大约再过一小时,我们就要实际体验凄惨好几倍的「挖怪物」。
在阿茂吐了第四次时,我的铲子好像穿过干硬的水泥地,碰到一团松松软软的土。
「欵!」我直觉拔出铲子。
地上顿时发出「咻——」的一声,一股臭气从洞穴朝我们喷过来。先是无数小虫子在面前跳舞的感觉,接着一股发霉泡面汤汁搀着酸腐肉类的特殊臭味,飘散在舌头上方。
我和阿茂拔腿跳回刚才他呕吐的地点。
两人虽然张开嘴,却只能发出「咳咳」的声音,连口里都吐不出雾气。
「好难过,刚哥,我真的好难受耶。」
「因为死人是无敌的呀。」
我们俩互相勉励了两秒钟,又回到洞穴旁,继续挖掘那一区「软绵绵的土壤」。大概挖了二十分钟后走到外围,拿来手电筒照着洞穴。

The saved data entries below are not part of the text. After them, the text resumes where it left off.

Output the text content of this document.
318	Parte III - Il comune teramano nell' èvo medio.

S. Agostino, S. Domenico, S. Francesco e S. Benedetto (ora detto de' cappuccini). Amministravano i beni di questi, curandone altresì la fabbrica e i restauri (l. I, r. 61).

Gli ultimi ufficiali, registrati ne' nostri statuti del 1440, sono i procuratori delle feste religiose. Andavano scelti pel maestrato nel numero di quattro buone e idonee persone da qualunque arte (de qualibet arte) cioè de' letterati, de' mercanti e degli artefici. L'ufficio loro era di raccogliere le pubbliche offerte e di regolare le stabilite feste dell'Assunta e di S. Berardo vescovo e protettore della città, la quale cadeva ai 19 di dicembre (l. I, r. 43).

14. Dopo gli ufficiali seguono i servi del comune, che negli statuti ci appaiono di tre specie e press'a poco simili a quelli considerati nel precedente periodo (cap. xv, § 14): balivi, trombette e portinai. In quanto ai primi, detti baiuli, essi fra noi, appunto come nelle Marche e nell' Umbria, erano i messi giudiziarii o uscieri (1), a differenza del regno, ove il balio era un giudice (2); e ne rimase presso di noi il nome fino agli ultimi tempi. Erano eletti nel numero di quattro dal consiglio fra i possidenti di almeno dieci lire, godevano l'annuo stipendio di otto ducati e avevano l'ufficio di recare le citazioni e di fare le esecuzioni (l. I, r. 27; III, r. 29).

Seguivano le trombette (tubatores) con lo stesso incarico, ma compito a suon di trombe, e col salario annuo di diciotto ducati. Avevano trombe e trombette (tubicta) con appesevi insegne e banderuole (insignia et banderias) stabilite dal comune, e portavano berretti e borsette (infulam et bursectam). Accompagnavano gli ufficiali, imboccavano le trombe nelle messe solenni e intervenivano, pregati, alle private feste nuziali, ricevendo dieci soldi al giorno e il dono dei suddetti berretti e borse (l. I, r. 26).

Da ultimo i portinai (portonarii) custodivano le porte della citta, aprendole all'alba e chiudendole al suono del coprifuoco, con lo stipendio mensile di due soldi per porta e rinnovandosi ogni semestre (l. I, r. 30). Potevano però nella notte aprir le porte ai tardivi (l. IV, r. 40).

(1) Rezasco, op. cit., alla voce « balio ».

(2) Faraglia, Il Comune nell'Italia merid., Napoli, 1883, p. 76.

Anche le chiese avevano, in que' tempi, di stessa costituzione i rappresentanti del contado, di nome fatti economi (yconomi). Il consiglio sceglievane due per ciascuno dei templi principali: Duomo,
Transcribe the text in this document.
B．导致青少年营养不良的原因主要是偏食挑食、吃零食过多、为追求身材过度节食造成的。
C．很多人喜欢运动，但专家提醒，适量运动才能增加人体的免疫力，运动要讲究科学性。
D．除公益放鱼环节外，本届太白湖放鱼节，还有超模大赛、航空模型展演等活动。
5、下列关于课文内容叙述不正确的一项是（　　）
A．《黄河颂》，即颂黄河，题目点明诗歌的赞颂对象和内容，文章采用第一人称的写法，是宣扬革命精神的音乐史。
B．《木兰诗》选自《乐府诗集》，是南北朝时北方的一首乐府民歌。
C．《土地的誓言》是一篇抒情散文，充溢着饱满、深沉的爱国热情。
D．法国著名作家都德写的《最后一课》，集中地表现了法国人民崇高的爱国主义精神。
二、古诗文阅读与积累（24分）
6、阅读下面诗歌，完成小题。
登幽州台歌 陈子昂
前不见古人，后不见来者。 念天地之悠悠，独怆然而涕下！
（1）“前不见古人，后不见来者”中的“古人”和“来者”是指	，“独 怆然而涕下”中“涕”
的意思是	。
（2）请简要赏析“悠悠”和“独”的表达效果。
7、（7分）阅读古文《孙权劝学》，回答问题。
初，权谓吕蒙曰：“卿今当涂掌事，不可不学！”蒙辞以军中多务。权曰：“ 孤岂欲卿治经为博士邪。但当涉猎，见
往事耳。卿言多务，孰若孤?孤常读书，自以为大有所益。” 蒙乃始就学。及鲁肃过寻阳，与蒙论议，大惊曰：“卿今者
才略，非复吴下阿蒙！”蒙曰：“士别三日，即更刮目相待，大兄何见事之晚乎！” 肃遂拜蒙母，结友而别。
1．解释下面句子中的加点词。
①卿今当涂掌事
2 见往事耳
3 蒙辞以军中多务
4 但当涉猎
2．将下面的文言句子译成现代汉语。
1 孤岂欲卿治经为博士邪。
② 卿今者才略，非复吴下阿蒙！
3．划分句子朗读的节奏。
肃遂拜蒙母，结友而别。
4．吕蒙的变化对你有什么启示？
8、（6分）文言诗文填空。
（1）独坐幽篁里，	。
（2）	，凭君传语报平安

在一道白光下吸引过来的苍蝇开始聚集,构成类似龙卷风的漩涡。
再往下就是一摊半肢解下丢弃的大鲸鱼,身上沾满泥巴。膨胀的腹部表面有着如蜘蛛网密布的血管,加上污血,我刚用铲子戳到的洞可能弄破了侧腹或类似的部位,从体内不断流出像泥浆的混浊汁液。原来臭到让人皱起一张脸的气味源头就来自这里。
「这太恐怖了,我不敢碰啦……」阿茂呜咽着。
我和阿茂拿着手电筒到处照,寻找皮夹是否掉在附近,祈求最好能在不碰尸体下,让事情圆满落幕。脸皮被剥掉的头部像经过一阵大火凌虐,残破不堪。刹那间,只剩两个黑洞的眼窝似乎有什么生物潜伏,眼睛闪了一下,之后又往头部更深处逃窜。
「老鼠筑起窝了。」
宛如故障抽屉合不拢的下巴,满满挤着扭曲的蚯蚓,简直像是全球橡皮筋大赛。
「警察真的都要收拾这些残局做调查吗?这工作好辛苦……呕,我就办不到。」
阿茂发出分不清是胸闷还是作呕的怪声。我趁这个空档告诉他。
「快看看口袋。」
我指着浸在那摊臭水里的布料,阿茂却露出一脸茫然地瞪着我,好像我说的是「从你的菊花生只小熊出来!」让他愣在原地好一会儿。
「快啊。」冷静地命令他。
「应该带手套来才对,而且不是工作棉手套,而是厨房用的那种橡胶手套。」
阿茂哭着朝痴肥女掩埋的洞穴反向走去,深呼吸几下之后,就跑回来跳进洞穴。双脚才一着地,阿茂就像影片快转似的动起来,到处拉扯痴肥女的衣服,只是,面对鲸鱼这等庞然大物,光死左右摇晃身体,还是无法将整块布拉出来,况且每当稍微拉扯,痴肥女的下巴或是旁边像生锈般腐蚀的皮肤洞中,就会有蚯蚓或不知名的虫子,像坚果似的冒出来。
呼……一口气快喘不上来的阿茂,打算暂且爬出洞穴。
「别麻烦了,赶快解决啦。」
我在洞穴边上把阿茂踢回去。
「啊,可是……会做噩梦,会做噩梦啦。」阿茂哀号着。
因为实在是臭到脑子快发神经了,我疯狂地挥着铲子,阿茂也不再拖拖拉拉,开始搜起痴肥女的身子。在内裤被拉扯下,她胯下清晰露出,一览无遗;奇妙的是,她全身上下竟然只有乌黑的阴毛看看来生气勃勃。从阴道噗噜噗噜溢出的那些秽物,就像气球一样,但阿茂却在不小心失去平衡下一脚踩上去,这下子臭气又变得更加致命。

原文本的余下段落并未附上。